Rather than pursuing a single building footprint, Midtown Center was conceived as two distinct towers framing an interior courtyard and pedestrian network. This massing strategy created permeability at street level, introduced a large public gathering space, and established clear visual and physical connections between 15th and L Streets.
The courtyard and connecting pathways required careful coordination across structure, circulation, and retail planning, ensuring the public realm was fully integrated into the development, activating ground-floor retail and the pedestrian-only North Alley while supporting office operations above.
Designed by SHoP Architects, Midtown Center features a highly articulated façade incorporating patterned glass and pre-patinated copper elements. The façade system introduced design and installation complexity across multiple elevations and required close coordination between architects, fabricators, and construction teams.
In addition to the exterior envelope, three suspended glass “tunnel” bridges connect the East and West towers above the courtyard. These structural elements are a central feature to the design of the two towers and could not have been successfully executed without structural planning and meticulous engineering.

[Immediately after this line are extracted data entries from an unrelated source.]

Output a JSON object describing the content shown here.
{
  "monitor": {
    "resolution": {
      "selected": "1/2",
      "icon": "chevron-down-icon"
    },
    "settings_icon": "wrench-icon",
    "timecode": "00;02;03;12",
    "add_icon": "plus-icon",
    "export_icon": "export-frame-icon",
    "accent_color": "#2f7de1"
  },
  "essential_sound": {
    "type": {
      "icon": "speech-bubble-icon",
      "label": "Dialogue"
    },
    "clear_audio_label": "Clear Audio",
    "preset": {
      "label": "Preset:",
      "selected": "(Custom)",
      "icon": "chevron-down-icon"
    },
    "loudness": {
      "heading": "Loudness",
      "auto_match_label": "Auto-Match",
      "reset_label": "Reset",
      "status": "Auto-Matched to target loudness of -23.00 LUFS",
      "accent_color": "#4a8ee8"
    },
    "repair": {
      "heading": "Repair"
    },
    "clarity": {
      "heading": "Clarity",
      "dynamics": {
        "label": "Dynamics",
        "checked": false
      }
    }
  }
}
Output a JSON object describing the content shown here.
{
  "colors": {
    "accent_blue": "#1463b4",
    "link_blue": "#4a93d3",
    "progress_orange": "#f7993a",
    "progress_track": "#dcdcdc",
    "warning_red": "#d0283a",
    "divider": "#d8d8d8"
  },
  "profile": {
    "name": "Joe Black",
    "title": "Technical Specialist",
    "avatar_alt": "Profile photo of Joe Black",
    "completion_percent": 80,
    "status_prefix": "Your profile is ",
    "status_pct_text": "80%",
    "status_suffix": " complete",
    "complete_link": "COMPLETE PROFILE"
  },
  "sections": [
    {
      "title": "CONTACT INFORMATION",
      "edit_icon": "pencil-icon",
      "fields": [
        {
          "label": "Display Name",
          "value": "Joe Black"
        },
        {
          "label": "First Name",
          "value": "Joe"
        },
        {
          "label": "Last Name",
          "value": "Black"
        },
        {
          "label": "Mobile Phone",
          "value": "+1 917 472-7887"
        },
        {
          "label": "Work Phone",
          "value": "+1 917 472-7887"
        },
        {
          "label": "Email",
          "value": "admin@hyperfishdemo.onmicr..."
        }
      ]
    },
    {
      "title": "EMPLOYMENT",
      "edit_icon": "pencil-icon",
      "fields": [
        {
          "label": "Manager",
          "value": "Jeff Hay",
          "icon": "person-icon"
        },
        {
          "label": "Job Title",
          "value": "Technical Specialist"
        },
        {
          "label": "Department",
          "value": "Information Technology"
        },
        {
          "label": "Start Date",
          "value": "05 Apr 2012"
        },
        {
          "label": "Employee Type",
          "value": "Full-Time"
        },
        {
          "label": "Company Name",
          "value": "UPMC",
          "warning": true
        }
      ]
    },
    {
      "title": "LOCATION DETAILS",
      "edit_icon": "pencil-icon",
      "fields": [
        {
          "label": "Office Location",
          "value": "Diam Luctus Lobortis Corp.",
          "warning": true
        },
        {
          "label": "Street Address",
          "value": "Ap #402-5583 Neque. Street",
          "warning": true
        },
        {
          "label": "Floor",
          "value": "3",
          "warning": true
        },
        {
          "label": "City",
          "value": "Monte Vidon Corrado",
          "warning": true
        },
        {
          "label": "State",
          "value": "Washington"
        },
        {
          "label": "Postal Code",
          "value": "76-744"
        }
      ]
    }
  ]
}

Midtown Center’s construction timeline was driven by a major anchor lease. The development team coordinated demolition, excavation, core-and-shell construction, and customer fit-out work in parallel to meet occupancy requirements. Around-the-clock construction, phased delivery strategies, and early decision-making across disciplines enabled the project to achieve its delivery milestones while maintaining coordination with neighboring properties and active streetscapes.
Midtown Center was delivered on schedule, meeting its lease obligations while introducing a new office destination in the heart of Washington, DC. The project combines architectural ambition with disciplined execution, demonstrating Carr Properties’ ability to deliver complex, design-forward developments under intense schedule pressure.